Il lavoro, anche se precario, costituisce un miglioramento della condizione economica di una persona, se in precedenza questa era disoccupata. Su tale presupposto, la Suprema Corte, con l’ordinanza n. 9765/2013, ha rigettato il ricorso di un ex moglie, la quale, assumendo che fossero peggiorate le sue condizioni di salute, voleva ottenere un aumento dell’assegno di divorzio a carico dell’ex marito.
Nel caso di specie l’ affermato peggioramento delle condizioni di salute della ricorrente non aveva però inciso sulla sua attività lavorativa; anzi, la donna, rispetto al passato in cui era totalmente disoccupata, aveva accresciuto la propria posizione reddituale, in quanto aveva trovato un’occupazione.
Quindi gli Ermellini, ribadendo in primis che vi è “errore del Giudice a quo, là dove esclude sempre e comunque l’irrilevanza di miglioramenti reddituali, che invece, secondo giurisprudenza consolidata (per tutte, Cass. n. 3898 del 2009), rilevano in quanto siano prevedibile sviluppo dell’attività lavorativa dell’ obbligata”, hanno ritenuto che il criterio da adottare per decidere circa la persistenza dell’obbligo al mantenimento fosse quello dell’effettiva capacità lavorativa del coniuge beneficiario dell’assegno.
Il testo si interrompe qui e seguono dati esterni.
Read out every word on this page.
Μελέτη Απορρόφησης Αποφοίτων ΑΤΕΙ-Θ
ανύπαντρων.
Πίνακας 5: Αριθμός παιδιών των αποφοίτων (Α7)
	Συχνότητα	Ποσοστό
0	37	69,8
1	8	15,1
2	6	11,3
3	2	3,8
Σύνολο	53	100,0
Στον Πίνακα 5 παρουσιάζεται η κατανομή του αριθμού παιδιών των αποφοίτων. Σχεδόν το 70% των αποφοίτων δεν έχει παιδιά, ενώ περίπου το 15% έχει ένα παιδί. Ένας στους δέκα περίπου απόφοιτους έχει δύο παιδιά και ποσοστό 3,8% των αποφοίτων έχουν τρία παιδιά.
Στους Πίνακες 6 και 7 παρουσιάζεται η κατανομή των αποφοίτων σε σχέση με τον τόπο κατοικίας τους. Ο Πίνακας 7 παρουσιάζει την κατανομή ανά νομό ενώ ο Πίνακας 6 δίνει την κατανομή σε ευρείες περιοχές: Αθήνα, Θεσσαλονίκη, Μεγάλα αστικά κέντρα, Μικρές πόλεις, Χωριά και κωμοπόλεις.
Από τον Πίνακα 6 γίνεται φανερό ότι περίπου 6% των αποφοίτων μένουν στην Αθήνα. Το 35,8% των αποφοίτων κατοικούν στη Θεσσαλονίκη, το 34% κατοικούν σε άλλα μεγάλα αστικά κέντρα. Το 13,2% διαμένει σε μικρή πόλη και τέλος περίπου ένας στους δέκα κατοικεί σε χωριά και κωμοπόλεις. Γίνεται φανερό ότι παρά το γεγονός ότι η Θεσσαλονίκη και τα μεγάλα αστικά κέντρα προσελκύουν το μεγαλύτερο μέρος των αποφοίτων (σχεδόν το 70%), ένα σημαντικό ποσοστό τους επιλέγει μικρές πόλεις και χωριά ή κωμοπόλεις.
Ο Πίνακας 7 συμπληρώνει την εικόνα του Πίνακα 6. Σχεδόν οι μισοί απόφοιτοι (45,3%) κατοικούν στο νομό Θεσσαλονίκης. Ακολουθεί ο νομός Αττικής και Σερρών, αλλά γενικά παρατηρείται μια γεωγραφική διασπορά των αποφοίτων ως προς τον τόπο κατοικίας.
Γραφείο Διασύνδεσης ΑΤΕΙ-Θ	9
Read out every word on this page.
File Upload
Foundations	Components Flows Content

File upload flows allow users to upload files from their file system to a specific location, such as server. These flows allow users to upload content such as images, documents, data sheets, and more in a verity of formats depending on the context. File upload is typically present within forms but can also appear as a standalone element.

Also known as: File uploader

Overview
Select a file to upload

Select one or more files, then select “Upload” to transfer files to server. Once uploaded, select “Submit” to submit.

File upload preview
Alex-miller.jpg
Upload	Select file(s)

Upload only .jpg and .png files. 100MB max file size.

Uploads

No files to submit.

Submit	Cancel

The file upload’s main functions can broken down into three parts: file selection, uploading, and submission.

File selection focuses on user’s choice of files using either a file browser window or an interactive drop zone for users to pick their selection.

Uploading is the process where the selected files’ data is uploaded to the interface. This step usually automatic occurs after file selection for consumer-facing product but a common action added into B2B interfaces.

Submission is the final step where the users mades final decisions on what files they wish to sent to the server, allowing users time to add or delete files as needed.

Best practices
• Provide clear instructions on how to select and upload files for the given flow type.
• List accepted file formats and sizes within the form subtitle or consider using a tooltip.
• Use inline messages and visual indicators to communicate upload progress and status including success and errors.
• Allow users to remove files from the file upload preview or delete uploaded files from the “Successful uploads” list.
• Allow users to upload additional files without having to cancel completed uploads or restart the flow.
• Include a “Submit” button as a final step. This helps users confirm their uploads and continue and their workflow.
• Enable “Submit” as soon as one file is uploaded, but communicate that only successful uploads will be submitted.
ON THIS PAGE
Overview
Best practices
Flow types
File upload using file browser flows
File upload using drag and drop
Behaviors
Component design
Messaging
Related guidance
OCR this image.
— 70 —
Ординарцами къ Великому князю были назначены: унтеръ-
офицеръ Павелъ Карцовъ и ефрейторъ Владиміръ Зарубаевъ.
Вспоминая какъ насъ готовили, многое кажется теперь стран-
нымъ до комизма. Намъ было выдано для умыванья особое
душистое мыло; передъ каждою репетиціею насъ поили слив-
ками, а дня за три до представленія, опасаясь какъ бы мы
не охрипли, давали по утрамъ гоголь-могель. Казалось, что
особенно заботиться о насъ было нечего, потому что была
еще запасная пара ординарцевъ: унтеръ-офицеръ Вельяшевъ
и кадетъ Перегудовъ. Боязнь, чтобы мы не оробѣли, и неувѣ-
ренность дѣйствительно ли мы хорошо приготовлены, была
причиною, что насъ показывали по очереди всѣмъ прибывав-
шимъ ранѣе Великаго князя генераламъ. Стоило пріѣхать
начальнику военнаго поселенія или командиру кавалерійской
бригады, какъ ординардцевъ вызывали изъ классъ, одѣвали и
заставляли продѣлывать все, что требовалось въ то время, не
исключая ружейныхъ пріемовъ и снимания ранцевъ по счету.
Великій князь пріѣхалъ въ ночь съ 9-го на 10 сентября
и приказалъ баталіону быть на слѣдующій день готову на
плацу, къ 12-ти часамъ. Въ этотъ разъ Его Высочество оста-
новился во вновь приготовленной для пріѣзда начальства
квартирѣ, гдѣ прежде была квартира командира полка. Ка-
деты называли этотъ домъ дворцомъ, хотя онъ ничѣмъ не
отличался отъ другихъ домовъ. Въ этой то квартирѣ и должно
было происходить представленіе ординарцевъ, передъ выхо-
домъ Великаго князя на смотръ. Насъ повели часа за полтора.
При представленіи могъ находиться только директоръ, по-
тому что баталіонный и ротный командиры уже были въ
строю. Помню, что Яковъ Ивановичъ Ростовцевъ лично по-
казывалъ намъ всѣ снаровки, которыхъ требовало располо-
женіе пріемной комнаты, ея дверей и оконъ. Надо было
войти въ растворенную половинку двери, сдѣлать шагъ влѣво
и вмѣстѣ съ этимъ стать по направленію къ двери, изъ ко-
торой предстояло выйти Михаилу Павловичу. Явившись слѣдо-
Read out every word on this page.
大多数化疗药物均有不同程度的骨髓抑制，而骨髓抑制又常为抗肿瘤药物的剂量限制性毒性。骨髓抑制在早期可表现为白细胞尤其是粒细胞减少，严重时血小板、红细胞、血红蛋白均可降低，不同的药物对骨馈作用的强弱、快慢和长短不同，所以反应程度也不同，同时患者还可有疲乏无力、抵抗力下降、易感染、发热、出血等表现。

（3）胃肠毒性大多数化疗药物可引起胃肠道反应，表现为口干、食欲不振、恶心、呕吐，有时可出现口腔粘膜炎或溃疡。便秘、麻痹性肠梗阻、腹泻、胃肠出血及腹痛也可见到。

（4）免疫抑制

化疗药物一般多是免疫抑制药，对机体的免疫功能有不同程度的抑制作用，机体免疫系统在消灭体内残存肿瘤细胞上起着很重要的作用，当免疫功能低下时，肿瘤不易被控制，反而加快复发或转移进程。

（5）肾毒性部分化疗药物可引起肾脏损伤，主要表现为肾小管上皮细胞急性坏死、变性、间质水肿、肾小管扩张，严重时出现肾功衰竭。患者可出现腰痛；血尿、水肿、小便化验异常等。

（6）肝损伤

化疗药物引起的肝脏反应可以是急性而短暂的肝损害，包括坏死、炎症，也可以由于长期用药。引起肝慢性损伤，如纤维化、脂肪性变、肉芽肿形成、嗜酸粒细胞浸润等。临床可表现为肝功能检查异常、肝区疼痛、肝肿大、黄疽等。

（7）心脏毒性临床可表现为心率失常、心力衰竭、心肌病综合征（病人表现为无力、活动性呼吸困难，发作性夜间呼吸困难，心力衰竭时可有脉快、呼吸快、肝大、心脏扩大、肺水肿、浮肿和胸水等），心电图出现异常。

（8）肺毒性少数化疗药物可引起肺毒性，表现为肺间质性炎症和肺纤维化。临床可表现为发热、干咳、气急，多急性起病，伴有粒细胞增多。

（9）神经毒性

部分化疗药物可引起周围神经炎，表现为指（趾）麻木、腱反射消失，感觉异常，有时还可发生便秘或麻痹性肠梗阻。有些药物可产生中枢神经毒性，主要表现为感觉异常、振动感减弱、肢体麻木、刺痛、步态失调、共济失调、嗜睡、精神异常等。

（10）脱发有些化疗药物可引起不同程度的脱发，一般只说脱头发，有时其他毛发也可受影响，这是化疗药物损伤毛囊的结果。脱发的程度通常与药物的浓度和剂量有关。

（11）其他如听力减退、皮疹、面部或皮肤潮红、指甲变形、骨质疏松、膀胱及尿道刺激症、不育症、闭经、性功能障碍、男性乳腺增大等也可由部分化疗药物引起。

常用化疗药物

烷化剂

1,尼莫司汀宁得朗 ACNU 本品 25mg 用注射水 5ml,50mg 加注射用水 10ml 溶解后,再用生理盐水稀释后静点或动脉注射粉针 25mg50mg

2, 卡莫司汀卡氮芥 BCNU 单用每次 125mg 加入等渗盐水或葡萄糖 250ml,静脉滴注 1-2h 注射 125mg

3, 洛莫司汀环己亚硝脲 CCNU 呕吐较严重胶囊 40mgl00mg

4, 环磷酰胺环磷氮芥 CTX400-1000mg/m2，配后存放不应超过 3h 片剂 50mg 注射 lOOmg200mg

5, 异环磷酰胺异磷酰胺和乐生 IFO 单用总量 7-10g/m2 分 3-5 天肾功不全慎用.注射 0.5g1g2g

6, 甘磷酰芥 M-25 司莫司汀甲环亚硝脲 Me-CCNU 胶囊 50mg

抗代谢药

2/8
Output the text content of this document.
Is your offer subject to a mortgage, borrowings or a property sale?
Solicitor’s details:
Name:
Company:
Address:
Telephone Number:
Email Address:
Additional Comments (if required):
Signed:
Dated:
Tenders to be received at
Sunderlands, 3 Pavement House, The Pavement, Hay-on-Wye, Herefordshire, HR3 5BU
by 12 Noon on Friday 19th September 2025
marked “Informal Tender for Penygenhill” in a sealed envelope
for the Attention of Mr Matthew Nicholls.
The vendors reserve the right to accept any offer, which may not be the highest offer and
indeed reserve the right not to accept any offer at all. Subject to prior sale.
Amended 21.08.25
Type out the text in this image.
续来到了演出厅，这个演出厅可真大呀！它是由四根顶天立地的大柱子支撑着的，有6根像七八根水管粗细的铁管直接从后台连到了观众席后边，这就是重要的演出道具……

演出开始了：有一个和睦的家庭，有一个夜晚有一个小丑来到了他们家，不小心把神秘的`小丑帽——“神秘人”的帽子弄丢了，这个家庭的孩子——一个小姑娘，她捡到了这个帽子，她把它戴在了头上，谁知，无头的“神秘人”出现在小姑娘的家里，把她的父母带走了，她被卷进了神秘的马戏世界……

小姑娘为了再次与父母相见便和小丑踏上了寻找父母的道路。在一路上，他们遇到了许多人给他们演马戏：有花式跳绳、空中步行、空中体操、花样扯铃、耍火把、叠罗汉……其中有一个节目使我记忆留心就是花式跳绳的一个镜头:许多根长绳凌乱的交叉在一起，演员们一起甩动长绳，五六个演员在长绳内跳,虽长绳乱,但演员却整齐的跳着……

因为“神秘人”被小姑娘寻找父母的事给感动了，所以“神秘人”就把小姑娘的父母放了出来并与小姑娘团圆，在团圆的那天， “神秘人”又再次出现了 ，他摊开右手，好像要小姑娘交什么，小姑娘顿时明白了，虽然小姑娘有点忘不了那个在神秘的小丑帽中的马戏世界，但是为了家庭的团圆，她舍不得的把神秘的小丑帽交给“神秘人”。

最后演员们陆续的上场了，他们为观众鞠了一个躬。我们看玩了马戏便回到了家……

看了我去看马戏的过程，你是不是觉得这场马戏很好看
In conclusione, considerando da un lato che la donna aveva un’attività lavorativa seppur precaria e, dall’altro che le condizioni economiche dell’ex coniuge debitore non erano migliorate rispetto all’epoca della sentenza di divorzio, la Suprema Corte ha ritenuto che erano venuti meno i presupposti in base ai quali il giudice di prime cure aveva originariamente concesso l’assegno di mantenimento e ne ha disposto la revoca.